Hundreds of different developers run applications on top of the Ethereum network and contribute to its code. A similar number, if not more, help to develop Bitcoin. “The network and the software development is sufficiently decentralized that there isn’t a discernible third party upon whom we would really expect investors to be reliant,” says Peter Van Valkenburgh, the director of research at Coin Center, a think tank focused on policy issues facing blockchain technology. That’s an important distinction from traditional securities, like Apple or Microsoft stock, in which you’re betting on a specific company’s efforts to develop products and services and generate income.
The SEC’s Hinman notably stopped short of declaring that the initial investments made in ether weren’t securities. It’s possible that investments made early, before the currency became truly decentralized, could still be viewed as traditional investment vehicles. “The director was pretty clear to not be definitive about that activity,” says Van Valkenberg, who also suggests that this indicates the people who got in first—and have likely made the most money—could someday face regulation.

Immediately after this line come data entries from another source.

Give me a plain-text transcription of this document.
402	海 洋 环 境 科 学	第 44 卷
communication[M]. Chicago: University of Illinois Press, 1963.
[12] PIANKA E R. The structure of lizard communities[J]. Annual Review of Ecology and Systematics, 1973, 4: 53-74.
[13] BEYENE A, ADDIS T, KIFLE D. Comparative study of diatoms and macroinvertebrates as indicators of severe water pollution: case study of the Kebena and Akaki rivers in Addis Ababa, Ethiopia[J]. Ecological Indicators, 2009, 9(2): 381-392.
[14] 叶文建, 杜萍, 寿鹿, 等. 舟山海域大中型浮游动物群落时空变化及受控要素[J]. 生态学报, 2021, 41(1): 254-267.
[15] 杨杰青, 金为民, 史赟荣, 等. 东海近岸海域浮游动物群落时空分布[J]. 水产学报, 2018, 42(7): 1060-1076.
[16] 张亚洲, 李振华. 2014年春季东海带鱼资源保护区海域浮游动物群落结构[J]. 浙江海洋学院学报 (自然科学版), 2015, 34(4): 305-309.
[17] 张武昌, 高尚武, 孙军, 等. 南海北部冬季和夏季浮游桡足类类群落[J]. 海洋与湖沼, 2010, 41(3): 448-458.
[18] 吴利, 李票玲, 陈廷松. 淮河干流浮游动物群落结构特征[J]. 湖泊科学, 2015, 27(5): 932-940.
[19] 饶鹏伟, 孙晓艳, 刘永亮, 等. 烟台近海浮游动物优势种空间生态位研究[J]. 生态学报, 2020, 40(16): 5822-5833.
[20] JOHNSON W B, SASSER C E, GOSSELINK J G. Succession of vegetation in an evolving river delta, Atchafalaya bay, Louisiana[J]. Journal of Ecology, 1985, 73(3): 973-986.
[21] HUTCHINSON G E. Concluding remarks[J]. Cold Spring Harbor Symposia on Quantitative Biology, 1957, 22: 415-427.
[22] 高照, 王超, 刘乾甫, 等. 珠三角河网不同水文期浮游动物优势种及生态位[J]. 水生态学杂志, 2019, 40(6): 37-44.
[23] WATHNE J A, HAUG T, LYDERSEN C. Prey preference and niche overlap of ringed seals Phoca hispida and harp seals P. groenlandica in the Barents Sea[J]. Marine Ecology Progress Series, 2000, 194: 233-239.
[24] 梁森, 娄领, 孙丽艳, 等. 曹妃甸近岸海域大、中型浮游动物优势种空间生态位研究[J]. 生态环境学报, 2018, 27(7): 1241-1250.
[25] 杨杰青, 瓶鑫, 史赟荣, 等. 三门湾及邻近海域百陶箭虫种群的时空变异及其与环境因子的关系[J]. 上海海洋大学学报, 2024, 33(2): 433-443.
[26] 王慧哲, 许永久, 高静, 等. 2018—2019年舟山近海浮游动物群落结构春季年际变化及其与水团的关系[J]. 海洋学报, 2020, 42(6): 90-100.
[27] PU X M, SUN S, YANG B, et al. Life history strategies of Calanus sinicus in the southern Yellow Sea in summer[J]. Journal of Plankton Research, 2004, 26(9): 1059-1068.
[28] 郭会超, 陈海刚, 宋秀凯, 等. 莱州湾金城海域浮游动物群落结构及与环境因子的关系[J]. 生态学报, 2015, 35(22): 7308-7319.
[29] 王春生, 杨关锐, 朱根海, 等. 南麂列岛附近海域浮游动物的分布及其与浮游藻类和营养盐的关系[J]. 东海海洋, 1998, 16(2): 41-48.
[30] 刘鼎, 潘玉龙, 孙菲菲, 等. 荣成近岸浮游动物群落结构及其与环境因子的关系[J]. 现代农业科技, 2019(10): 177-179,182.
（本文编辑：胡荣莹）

Hinman also said that other cryptocurrencies may become “sufficiently decentralized” in the future, to the point where “regulating the tokens or coins that function on them as securities may not be required.” But this doesn’t mean all cryptocurrencies can evade scrutiny from US regulators. The SEC has held that most so-called token sales and ICOs are likely subject to regulation, because they generally power a single startup’s product or application. ICOs are opportunities for investors to purchase the tokens that power a blockchain startup, typically before its product has gone live.

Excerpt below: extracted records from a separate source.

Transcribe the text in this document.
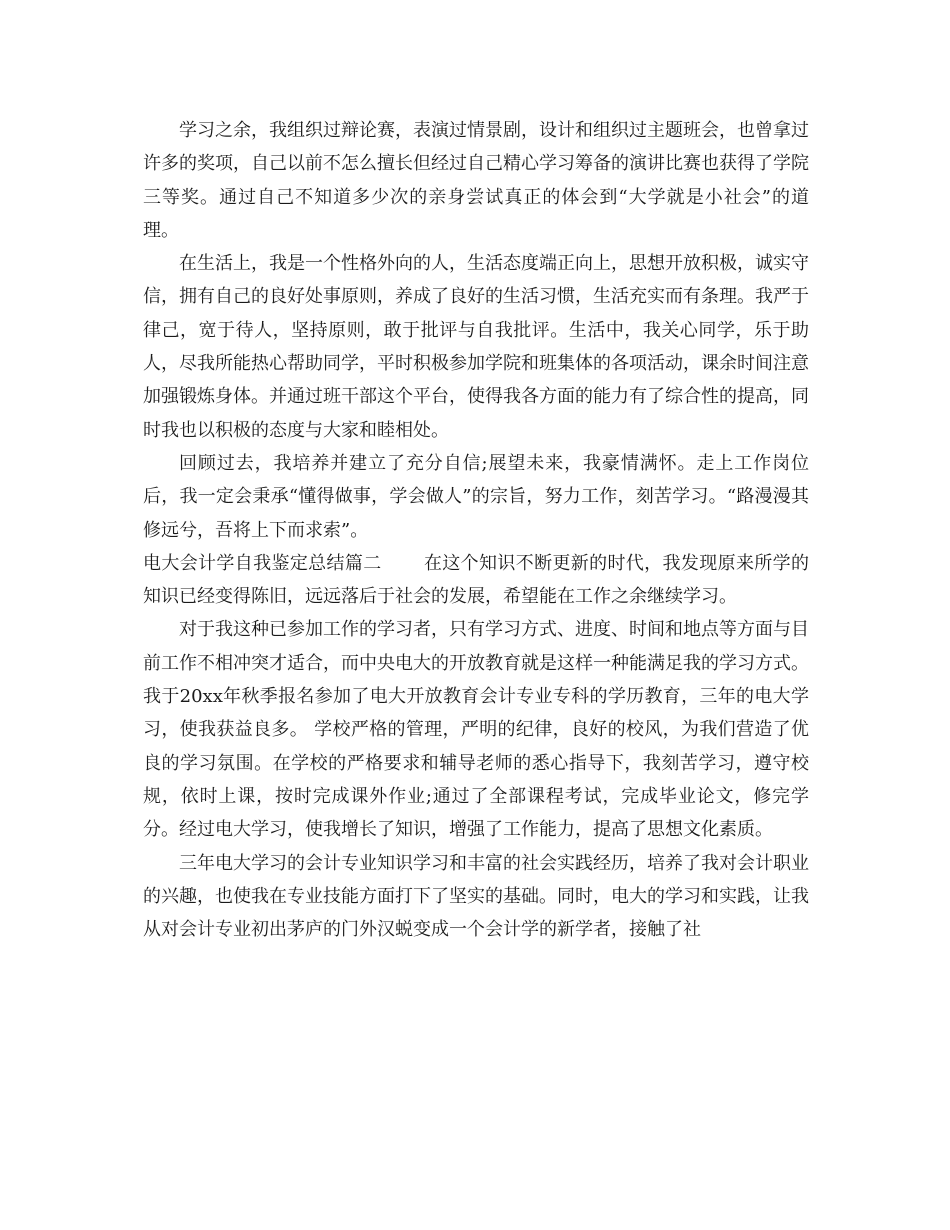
学习之余，我组织过辩论赛，表演过情景剧，设计和组织过主题班会，也曾拿过许多的奖项，自己以前不怎么擅长但经过自己精心学习筹备的演讲比赛也获得了学院三等奖。通过自己不知道多少次的亲身尝试真正的体会到“大学就是小社会”的道理。

在生活上，我是一个性格外向的人，生活态度端正向上，思想开放积极，诚实守信，拥有自己的良好处事原则，养成了良好的生活习惯，生活充实而有条理。我严于律己，宽于待人，坚持原则，敢于批评与自我批评。生活中，我关心同学，乐于助人，尽我所能热心帮助同学，平时积极参加学院和班集体的各项活动，课余时间注意加强锻炼身体。并通过班干部这个平台，使得我各方面的能力有了综合性的提高，同时我也以积极的态度与大家和睦相处。

回顾过去，我培养并建立了充分自信;展望未来，我豪情满怀。走上工作岗位后，我一定会秉承“懂得做事，学会做人”的宗旨，努力工作，刻苦学习。“路漫漫其修远兮，吾将上下而求索”。

电大会计学自我鉴定总结篇二 在这个知识不断更新的时代，我发现原来所学的知识已经变得陈旧，远远落后于社会的发展，希望能在工作之余继续学习。

对于我这种已参加工作的学习者，只有学习方式、进度、时间和地点等方面与目前工作不相冲突才适合，而中央电大的开放教育就是这样一种能满足我的学习方式。我于20xx年秋季报名参加了电大开放教育会计专业专科的学历教育，三年的电大学习，使我获益良多。 学校严格的管理，严明的纪律，良好的校风，为我们营造了优良的学习氛围。在学校的严格要求和辅导老师的悉心指导下，我刻苦学习，遵守校规，依时上课，按时完成课外作业;通过了全部课程考试，完成毕业论文，修完学分。经过电大学习，使我增长了知识，增强了工作能力，提高了思想文化素质。

三年电大学习的会计专业知识学习和丰富的社会实践经历，培养了我对会计职业的兴趣，也使我在专业技能方面打下了坚实的基础。同时，电大的学习和实践，让我从对会计专业初出茅庐的门外汉蜕变成一个会计学的新学者，接触了社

Complicating the issue: Many tokens run on top of the Ethereum network itself. So while buying and trading ether is not seen as making a traditional investment, buying and selling specific tokens that run on top of that network would be.
The SEC has ramped up its enforcement efforts against fraudulent ICO schemes in recent months. In December, the agency’s new cyber unit announced it had filed its first ever complaint, against the cryptocurrency PlexCorps, for allegedly swindling customers out of $15 million. A month later, it halted one of the largest ICOs ever, for the Dallas-based startup AriseBank.
This doesn’t mean all cryptocurrencies can evade scrutiny from US regulators.
In February, the SEC told the Senate’s Committee on Banking, Housing, and Urban Affairs that it was open to “exploring with Congress, as well as our federal and state colleagues,” whether to regulate cryptocurrency exchanges, websites that allow customers to convert and trade different coins for a fee.
And then in April, the agency charged the two founders behind an ICO that raised over $32 million, for allegedly selling fraudulent and unregistered investments. The scheme had received endorsements from professional boxer Floyd Mayweather and music producer DJ Khaled.
Owners of bitcoin and ether, however, now appear safe from that sort of close scrutiny. That doesn’t mean that investing in either cryptocurrency is necessarily safer. Researchers at the University of Texas found that a price manipulation campaign may have partially accounted for an increase in bitcoin’s price last year, for example. All that the SEC’s declarations really say is that you’re betting on an entire ecosystem, rather any one player.
Predictably though, both ether and bitcoin prices spiked Thursday, likely in response to the news.